Baseball

Alcantara and Lopez Give Marlins NL’s Two Best Pitchers


“They both throw with great arm speed, and there’s no sense of ‘I’m going to try to place this pitch,’” Stottlemyre said. “They’ve kept power at the forefront, so they maximize their movement and their finish to the pitch. They’re special.”

The pitches, yes, but also the people. When Stottlemyre’s father Mel Sr., the longtime pitcher and coach, died of multiple myeloma in January 2019, Alcantara and López both called to console him. Stottlemyre, who had just recently joined the Marlins, has since helped both pitchers through their personal trials.

“Sharing what that feels like, being able to have that inspire and give purpose and meaning to everything you do — we’ve all three spent a lot of time talking about that,” said Stottlemyre, who is 58. “It hurt me, too, watching them, because I only know how I handled my dad’s death. And to be young? I got to live with my dad for almost all of my life, and to experience all the great times. That got taken away from them.”

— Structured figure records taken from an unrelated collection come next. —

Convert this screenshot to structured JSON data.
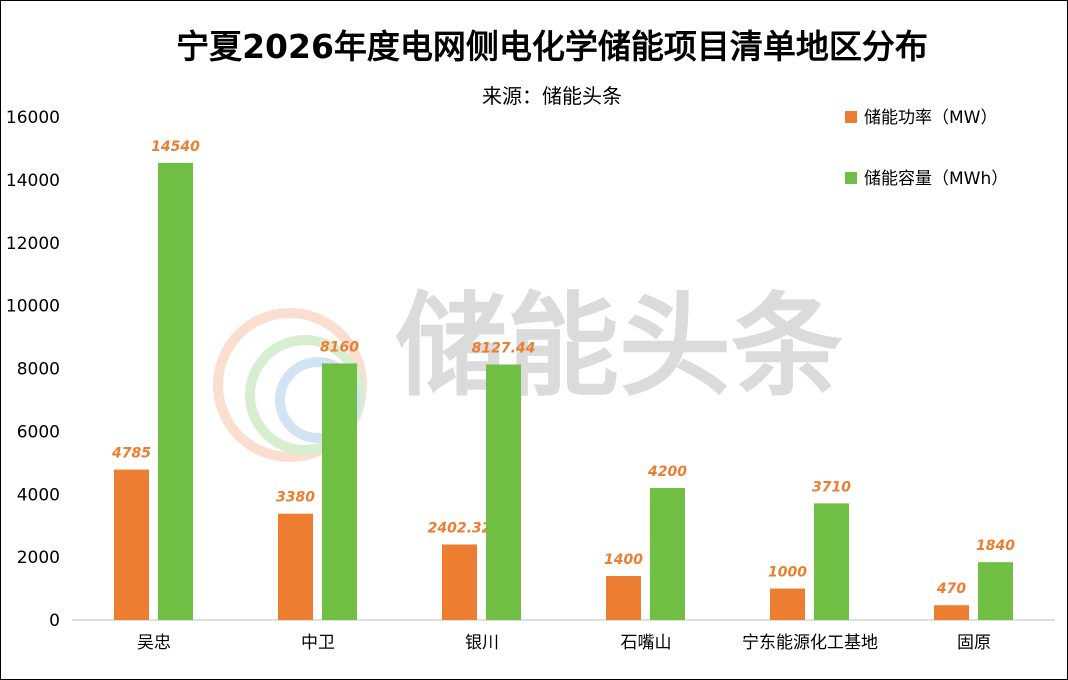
{
  "chart_data": {
    "type": "bar",
    "title": "宁夏2026年度电网侧电化学储能项目清单地区分布",
    "subtitle": "来源：储能头条",
    "watermark": "储能头条",
    "categories": [
      "吴忠",
      "中卫",
      "银川",
      "石嘴山",
      "宁东能源化工基地",
      "固原"
    ],
    "series": [
      {
        "name": "储能功率（MW）",
        "color": "#ED7D31",
        "values": [
          4785,
          3380,
          2402.32,
          1400,
          1000,
          470
        ],
        "labels": [
          "4785",
          "3380",
          "2402.32",
          "1400",
          "1000",
          "470"
        ]
      },
      {
        "name": "储能容量（MWh）",
        "color": "#70BE44",
        "values": [
          14540,
          8160,
          8127.44,
          4200,
          3710,
          1840
        ],
        "labels": [
          "14540",
          "8160",
          "8127.44",
          "4200",
          "3710",
          "1840"
        ]
      }
    ],
    "ylim": [
      0,
      16000
    ],
    "yticks": [
      "0",
      "2000",
      "4000",
      "6000",
      "8000",
      "10000",
      "12000",
      "14000",
      "16000"
    ],
    "xlabel": "",
    "ylabel": "",
    "grid": false,
    "legend_position": "top-right"
  }
}
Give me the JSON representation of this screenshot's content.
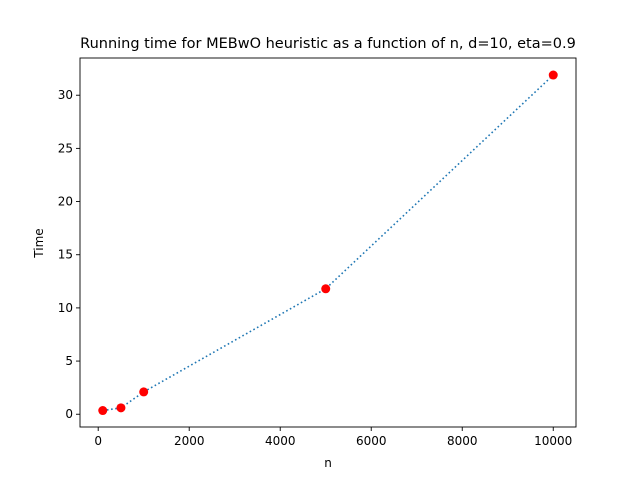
{
  "chart_data": {
    "type": "line",
    "title": "Running time for MEBwO heuristic as a function of n, d=10, eta=0.9",
    "xlabel": "n",
    "ylabel": "Time",
    "xlim": [
      -400,
      10500
    ],
    "ylim": [
      -1.2,
      33.5
    ],
    "xticks": [
      0,
      2000,
      4000,
      6000,
      8000,
      10000
    ],
    "yticks": [
      0,
      5,
      10,
      15,
      20,
      25,
      30
    ],
    "grid": false,
    "series": [
      {
        "name": "Time",
        "x": [
          100,
          500,
          1000,
          5000,
          10000
        ],
        "y": [
          0.35,
          0.6,
          2.1,
          11.8,
          31.9
        ],
        "line_color": "#1f77b4",
        "line_style": "dotted",
        "marker_color": "#ff0000"
      }
    ]
  }
}
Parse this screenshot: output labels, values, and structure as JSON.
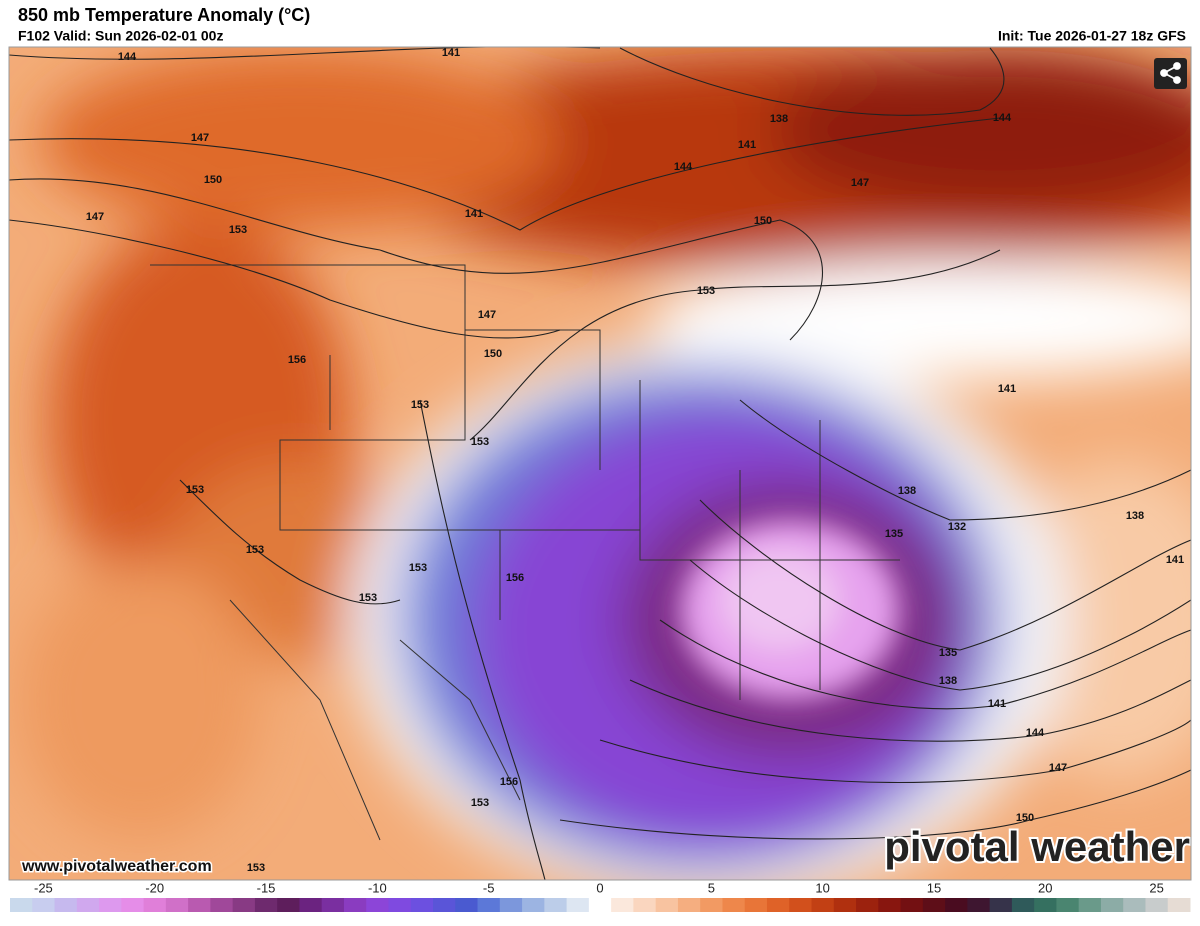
{
  "header": {
    "title": "850 mb Temperature Anomaly (°C)",
    "valid": "F102 Valid: Sun 2026-02-01 00z",
    "init": "Init: Tue 2026-01-27 18z GFS"
  },
  "map": {
    "contour_labels": [
      144,
      141,
      147,
      150,
      147,
      153,
      141,
      138,
      141,
      144,
      147,
      144,
      150,
      153,
      147,
      150,
      156,
      153,
      153,
      141,
      153,
      153,
      153,
      156,
      153,
      138,
      135,
      132,
      138,
      141,
      135,
      138,
      141,
      144,
      147,
      150,
      156,
      153,
      153
    ],
    "site_url": "www.pivotalweather.com",
    "logo": "pivotal weather"
  },
  "colorbar": {
    "range": [
      -26.5,
      26.5
    ],
    "ticks": [
      -25,
      -20,
      -15,
      -10,
      -5,
      0,
      5,
      10,
      15,
      20,
      25
    ],
    "colors": [
      "#c9d9ec",
      "#c8cdef",
      "#c6b9ee",
      "#d0a8ee",
      "#dd99ee",
      "#e58de8",
      "#e07fd9",
      "#d070c8",
      "#b95ab0",
      "#a0489a",
      "#883a84",
      "#6e2a6e",
      "#5e1e5c",
      "#6b2380",
      "#7a2fa0",
      "#8a3cc0",
      "#8c45d8",
      "#7f4ae0",
      "#6c50e0",
      "#5a55d8",
      "#4a5ad0",
      "#5c78d8",
      "#7c97dc",
      "#9cb4e2",
      "#bccde9",
      "#dde6f2",
      "#ffffff",
      "#fbe8dc",
      "#fad6bf",
      "#f8c3a0",
      "#f5ae80",
      "#f29a63",
      "#ee874b",
      "#e87538",
      "#df6228",
      "#d2501c",
      "#c24014",
      "#b0300f",
      "#9c220e",
      "#88160f",
      "#731012",
      "#5e0e18",
      "#4a0c20",
      "#3e1630",
      "#36334a",
      "#2f5a5a",
      "#357060",
      "#4a8570",
      "#6a9a8a",
      "#8caca6",
      "#aabcbc",
      "#c8cccc",
      "#e6dcd4"
    ]
  }
}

Stottlemyre recognizes his father’s influence in the way he speaks with his pitchers. He invests time in building relationships, earning their affection — the pitchers wear T-shirts calling themselves “Stott’s Tots” — and trust. He has opened up about his younger brother, Jason, who died of leukemia in 1981, and said he has never been as close to two pitchers as he is to Alcantara and López.

“I see him not only as a pitching coach,” López said, “but also as a father figure and a great role model.”

López’s father encouraged him to pursue a pro career with the Seattle Mariners at 16 years old, when he had another heady option: medical school at La Universidad del Zulia, his parents’ alma mater. López had graduated from high school at age 15 — mastering four languages along the way — and his mother’s side of the family cautioned that the baseball world could be very uncertain. Danny reasoned that medical school could always be a backup plan for baseball, but not the other way around. That logic won out, though López has struggled at times with the burdens of high achievement.